Ompa lässähtänyt tunnelma.  
This was posted on a forum (not this one).  Can anyone help to translate it? I think part of it means something about falling flat.  Thanks in advance.


Also, this exchange between two posters seems to have a hidden meaning.  I think that the word hilua might be a crude word.
"Leivotaanpa toinen pannukakku.
Ja hillua päälle."

thank you for any help you can give...


----------



## Grumpy Old Man

_O*n*pa lässähtänyt tunnelma_ = There's hardly any atmosphere here. (= Nothing seems to be happening here.)

_"Leivotaanpa toinen pannukakku.
Ja hill*o*a päälle."_
There's a typo in your second example as well  -- and nothing crude: _hillo_ is _jam_ in Finnish. It's in the partitive case in your sentence.

_"Let's make another pancake._
_And [let's put] some jam on it too."
_


----------



## curebox

Ah, I see.   I copied the words exactly as written.  When I tried to translate, it referred me to another word for hilla...the word was pilla...and when I translated it seemed to be not a nice word.  Even though they seem to be talking about pancakes, I get the distinct feeling that they are talking about something else.  The two posts don't seem to fit with the rest of the conversation, almost as if they are talking in code.  (I say this because these are two members who have not been so nice before...sad to say).
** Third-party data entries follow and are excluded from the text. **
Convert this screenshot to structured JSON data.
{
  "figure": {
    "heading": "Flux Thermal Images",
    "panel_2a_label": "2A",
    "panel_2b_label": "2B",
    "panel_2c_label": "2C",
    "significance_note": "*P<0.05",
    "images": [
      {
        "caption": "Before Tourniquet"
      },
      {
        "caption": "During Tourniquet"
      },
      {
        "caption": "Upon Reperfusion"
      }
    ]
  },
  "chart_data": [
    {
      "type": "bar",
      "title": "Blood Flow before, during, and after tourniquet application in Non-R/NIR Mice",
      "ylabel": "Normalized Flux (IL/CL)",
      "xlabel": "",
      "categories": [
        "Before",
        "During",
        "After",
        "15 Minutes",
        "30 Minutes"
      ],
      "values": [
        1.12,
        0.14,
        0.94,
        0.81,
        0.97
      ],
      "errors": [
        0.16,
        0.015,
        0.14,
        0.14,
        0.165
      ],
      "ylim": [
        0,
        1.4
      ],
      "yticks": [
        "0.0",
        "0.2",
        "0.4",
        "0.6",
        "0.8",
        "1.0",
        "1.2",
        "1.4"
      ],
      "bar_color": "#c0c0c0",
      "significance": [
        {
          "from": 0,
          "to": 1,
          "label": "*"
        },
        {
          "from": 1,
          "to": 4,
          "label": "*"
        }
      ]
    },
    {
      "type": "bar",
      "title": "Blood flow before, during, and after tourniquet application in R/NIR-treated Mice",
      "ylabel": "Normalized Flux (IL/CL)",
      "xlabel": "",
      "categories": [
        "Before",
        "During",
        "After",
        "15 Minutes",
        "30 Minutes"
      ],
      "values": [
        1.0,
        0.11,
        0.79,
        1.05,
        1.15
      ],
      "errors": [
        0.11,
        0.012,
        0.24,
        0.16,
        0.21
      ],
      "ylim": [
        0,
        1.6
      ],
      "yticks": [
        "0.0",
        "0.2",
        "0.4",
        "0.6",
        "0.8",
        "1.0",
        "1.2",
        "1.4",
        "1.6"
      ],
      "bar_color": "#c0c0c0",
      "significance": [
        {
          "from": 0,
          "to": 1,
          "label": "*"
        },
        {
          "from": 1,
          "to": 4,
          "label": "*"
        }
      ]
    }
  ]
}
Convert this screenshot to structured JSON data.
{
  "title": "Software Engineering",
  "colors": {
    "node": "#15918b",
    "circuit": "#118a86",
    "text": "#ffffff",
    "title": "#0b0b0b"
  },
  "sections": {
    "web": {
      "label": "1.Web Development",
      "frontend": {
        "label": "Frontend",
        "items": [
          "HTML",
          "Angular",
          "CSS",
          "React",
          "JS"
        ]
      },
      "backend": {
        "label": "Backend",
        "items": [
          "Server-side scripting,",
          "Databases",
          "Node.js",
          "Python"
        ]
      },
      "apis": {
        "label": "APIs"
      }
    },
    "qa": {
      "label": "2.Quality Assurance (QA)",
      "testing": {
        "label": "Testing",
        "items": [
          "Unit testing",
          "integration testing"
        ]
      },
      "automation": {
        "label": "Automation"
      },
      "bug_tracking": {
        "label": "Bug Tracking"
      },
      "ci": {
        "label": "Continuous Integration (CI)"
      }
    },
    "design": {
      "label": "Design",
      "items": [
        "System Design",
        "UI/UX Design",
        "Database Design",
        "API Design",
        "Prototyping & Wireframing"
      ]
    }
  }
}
Thank you so much for your reply.


----------



## Grumpy Old Man

curebox said:


> Ah, I see. I copied the words exactly as written. Thank you so much for your reply.


You're welcome. _Ompa_ is a fairly common spelling mistake. It reflects the pronunciation of the word, which is a combination of _on_ and the suffix _pa._ Due to Finnish mostly being spelled as it is written, some people spell _onpa_ as it is pronounced, but this time they make a mistake.

It is a universal phenomenon to prefer the m sound before p because both sounds are pronounced with one's mouth closed, by the way. This is the reason the word _impossible_ is not _i*n*possible_ in English.


----------



## Hakro

I can confirm all* what Grumpy Old Man said, and I could guess the "code" of the sentence: 
_ "Leivotaanpa toinen pannukakku.
 Ja hillua päälle."_
I think this means:
Let's make another provocation. And even worse than the preceding one.

*) except this: I think that _hill*u*a_ is not a typo, it's written purposely; it's a kind of slang word for 'jam' when used figuratively, meaning 'something special on the top of the ordinary'.


----------



## curebox

Oh boy!  That doesn't sound so good.  Thank you for clarifying the possible hidden meaning.  At least I can be prepared now if something happens.


----------